O Ministério Público Eleitoral no Ceará pediu a cassação do mandato de Professor Jardel. A Promotoria diz que a investigação da PF apontou indícios de compra de votos. Nos imóveis do comitê, os federais encontraram R$ 56 mil em espécie, medicamentos e um caderno com nomes de eleitores associados a valores.
"O caderno se revela como peça-chave da investigação, funcionando como registro informal de uma rede sistemática de cooptação de sufrágios em que o voto era associado a benefício material direto, seja em forma de pagamento em dinheiro ou fornecimento de remédios", assinalou o promotor Jairo Pereira Pequeno Neto, da 33.ª Zona Eleitoral do Ceará.
Citado
A investigação da PF também cita suspeitas de irregularidades envolvendo emendas do líder do governo na Câmara, José Guimarães (PT-CE).
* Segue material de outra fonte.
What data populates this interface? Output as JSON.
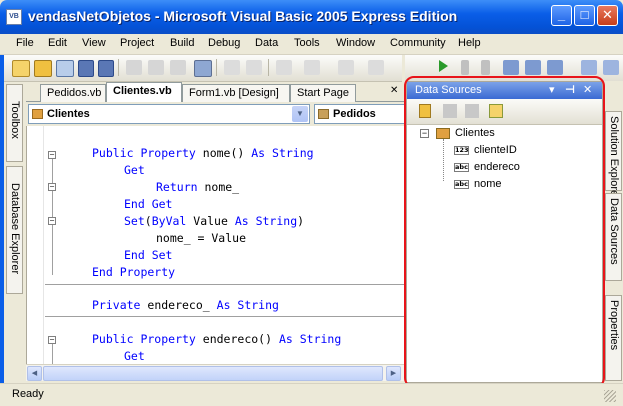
{
  "window": {
    "title": "vendasNetObjetos - Microsoft Visual Basic 2005 Express Edition",
    "app_icon_text": "VB",
    "controls": {
      "minimize": "_",
      "maximize": "□",
      "close": "✕"
    }
  },
  "menu": [
    "File",
    "Edit",
    "View",
    "Project",
    "Build",
    "Debug",
    "Data",
    "Tools",
    "Window",
    "Community",
    "Help"
  ],
  "left_sidebar": {
    "toolbox": "Toolbox",
    "database_explorer": "Database Explorer"
  },
  "tabs": [
    {
      "label": "Pedidos.vb",
      "active": false
    },
    {
      "label": "Clientes.vb",
      "active": true
    },
    {
      "label": "Form1.vb [Design]",
      "active": false
    },
    {
      "label": "Start Page",
      "active": false
    }
  ],
  "tab_close": "✕",
  "dropdowns": {
    "class": "Clientes",
    "member": "Pedidos"
  },
  "code": {
    "l1": {
      "kw1": "Public Property",
      "txt1": " nome() ",
      "kw2": "As String"
    },
    "l2": {
      "kw1": "Get"
    },
    "l3": {
      "kw1": "Return",
      "txt1": " nome_"
    },
    "l4": {
      "kw1": "End Get"
    },
    "l5": {
      "kw1": "Set",
      "txt1": "(",
      "kw2": "ByVal",
      "txt2": " Value ",
      "kw3": "As String",
      "txt3": ")"
    },
    "l6": {
      "txt1": "nome_ = Value"
    },
    "l7": {
      "kw1": "End Set"
    },
    "l8": {
      "kw1": "End Property"
    },
    "l9": {
      "kw1": "Private",
      "txt1": " endereco_ ",
      "kw2": "As String"
    },
    "l10": {
      "kw1": "Public Property",
      "txt1": " endereco() ",
      "kw2": "As String"
    },
    "l11": {
      "kw1": "Get"
    }
  },
  "data_sources": {
    "title": "Data Sources",
    "title_buttons": {
      "dropdown": "▾",
      "pin": "⊣",
      "close": "✕"
    },
    "tree": {
      "expander": "−",
      "root": "Clientes",
      "fields": [
        {
          "label": "clienteID",
          "type_icon": "123"
        },
        {
          "label": "endereco",
          "type_icon": "abc"
        },
        {
          "label": "nome",
          "type_icon": "abc"
        }
      ]
    }
  },
  "right_sidebar": {
    "solution_explorer": "Solution Explorer",
    "data_sources": "Data Sources",
    "properties": "Properties"
  },
  "status": {
    "text": "Ready"
  },
  "colors": {
    "keyword": "#0000ff",
    "highlight": "#e8141a",
    "titlebar": "#0a5ee8"
  }
}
Segundo a PF, Bebeto falou sobre a possibilidade de desvios em emendas do petista.
Guimarães não foi alvo da operação. Em nota, afirmou que não é investigado. "Sobre Choró, reafirmo que não destinei emendas à localidade. Em relação a Canindé, consulta ao portal da Câmara comprova que não destinei nenhuma emenda nos anos de 2024 e 2025."
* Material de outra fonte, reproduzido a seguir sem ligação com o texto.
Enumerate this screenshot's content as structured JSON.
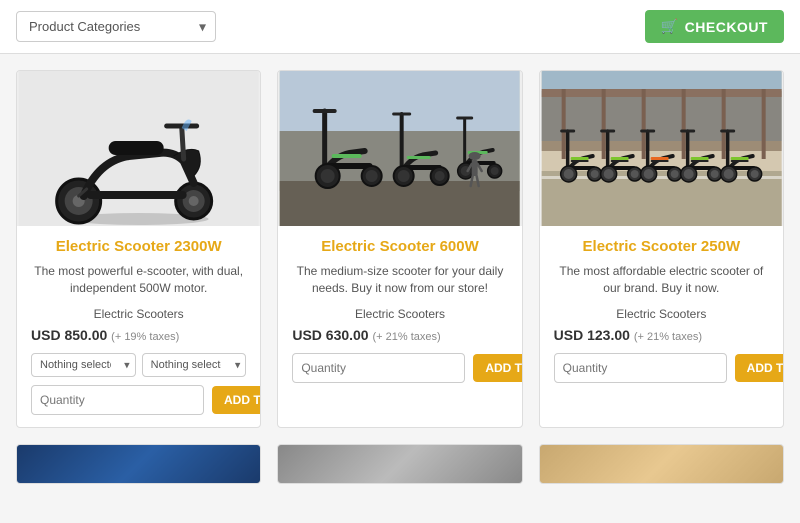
{
  "toolbar": {
    "category_placeholder": "Product Categories",
    "checkout_label": "CHECKOUT",
    "checkout_icon": "🛒"
  },
  "products": [
    {
      "id": "scooter-2300w",
      "name": "Electric Scooter 2300W",
      "description": "The most powerful e-scooter, with dual, independent 500W motor.",
      "category": "Electric Scooters",
      "price": "USD 850.00",
      "tax": "(+ 19% taxes)",
      "option1_placeholder": "Nothing selected",
      "option2_placeholder": "Nothing selected",
      "quantity_placeholder": "Quantity",
      "add_to_cart_label": "ADD TO CART",
      "img_color": "#d0d0d0"
    },
    {
      "id": "scooter-600w",
      "name": "Electric Scooter 600W",
      "description": "The medium-size scooter for your daily needs. Buy it now from our store!",
      "category": "Electric Scooters",
      "price": "USD 630.00",
      "tax": "(+ 21% taxes)",
      "option1_placeholder": null,
      "option2_placeholder": null,
      "quantity_placeholder": "Quantity",
      "add_to_cart_label": "ADD TO CART",
      "img_color": "#7aaa88"
    },
    {
      "id": "scooter-250w",
      "name": "Electric Scooter 250W",
      "description": "The most affordable electric scooter of our brand. Buy it now.",
      "category": "Electric Scooters",
      "price": "USD 123.00",
      "tax": "(+ 21% taxes)",
      "option1_placeholder": null,
      "option2_placeholder": null,
      "quantity_placeholder": "Quantity",
      "add_to_cart_label": "ADD TO CART",
      "img_color": "#88aabb"
    }
  ],
  "bottom_cards": [
    {
      "id": "card1",
      "color": "blue"
    },
    {
      "id": "card2",
      "color": "gray"
    },
    {
      "id": "card3",
      "color": "tan"
    }
  ]
}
Parlamentar nega atuação em processos licitatórios
Em nota, o deputado Júnior Mano (PSB-CE) negou envolvimento em irregularidades e afirmou que não tem "qualquer participação em processos licitatórios, ordenação de despesas ou fiscalização de contratos administrativos". "Como parlamentar, o deputado não exerce qualquer função executiva ou administrativa em prefeituras e não participa de comissões de licitação", diz o comunicado.
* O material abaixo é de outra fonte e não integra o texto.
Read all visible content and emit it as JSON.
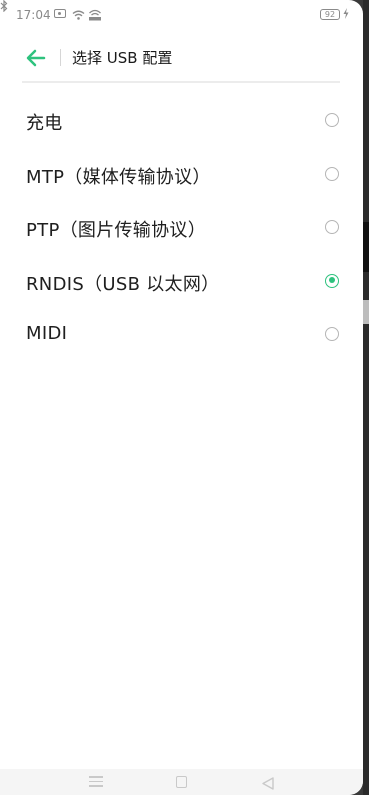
{
  "status_bar": {
    "time": "17:04",
    "battery": "92",
    "icons": [
      "photo-icon",
      "wifi-icon",
      "vpn-icon",
      "bluetooth-icon",
      "battery-icon",
      "charging-icon"
    ]
  },
  "header": {
    "title": "选择 USB 配置",
    "back_icon": "arrow-left-icon"
  },
  "options": [
    {
      "label": "充电",
      "selected": false
    },
    {
      "label": "MTP（媒体传输协议）",
      "selected": false
    },
    {
      "label": "PTP（图片传输协议）",
      "selected": false
    },
    {
      "label": "RNDIS（USB 以太网）",
      "selected": true
    },
    {
      "label": "MIDI",
      "selected": false
    }
  ],
  "colors": {
    "accent": "#2ec27e",
    "text": "#1f1f1f",
    "muted": "#8a8a8a"
  },
  "nav_bar": {
    "icons": [
      "menu-icon",
      "home-icon",
      "back-icon"
    ]
  }
}
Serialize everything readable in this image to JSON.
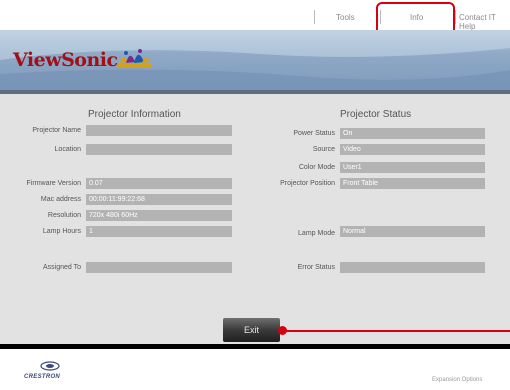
{
  "nav": {
    "tools_label": "Tools",
    "info_label": "Info",
    "contact_label": "Contact IT Help"
  },
  "brand": {
    "name": "ViewSonic"
  },
  "info": {
    "title": "Projector Information",
    "fields": [
      {
        "label": "Projector Name",
        "value": ""
      },
      {
        "label": "Location",
        "value": ""
      },
      {
        "label": "Firmware Version",
        "value": "0.07"
      },
      {
        "label": "Mac address",
        "value": "00:00:11:99:22:68"
      },
      {
        "label": "Resolution",
        "value": "720x 480i 60Hz"
      },
      {
        "label": "Lamp Hours",
        "value": "1"
      },
      {
        "label": "Assigned To",
        "value": ""
      }
    ]
  },
  "status": {
    "title": "Projector Status",
    "fields": [
      {
        "label": "Power Status",
        "value": "On"
      },
      {
        "label": "Source",
        "value": "Video"
      },
      {
        "label": "Color Mode",
        "value": "User1"
      },
      {
        "label": "Projector Position",
        "value": "Front Table"
      },
      {
        "label": "Lamp Mode",
        "value": "Normal"
      },
      {
        "label": "Error Status",
        "value": ""
      }
    ]
  },
  "actions": {
    "exit_label": "Exit"
  },
  "footer": {
    "crestron_label": "CRESTRON",
    "expansion_label": "Expansion Options"
  },
  "colors": {
    "highlight": "#d9000d",
    "brand_red": "#a01016",
    "field_bg": "#b3b3b3"
  }
}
O parlamentar declarou ainda que "reafirma sua confiança nas instituições, em especial no Poder Judiciário e na Polícia Judiciária Federal, e reitera seu compromisso com a legalidade, a transparência e o exercício probo da função pública". "Tem plena convicção de que, ao final da apuração, a verdade dos fatos prevalecerá, com o completo esclarecimento das circunstâncias e o reconhecimento de sua correção de conduta."
A liderança do Partido Socialista Brasileiro (PSB) na Câmara, também em nota, disse esperar que "todos os fatos sejam investigados e esclarecidos o mais breve possível, respeitando o devido processo legal e a ampla defesa".
As defesas de Bebeto do Choró e do prefeito Professor Jardel não foram localizadas.
As informações são do jornal O Estado de S. Paulo.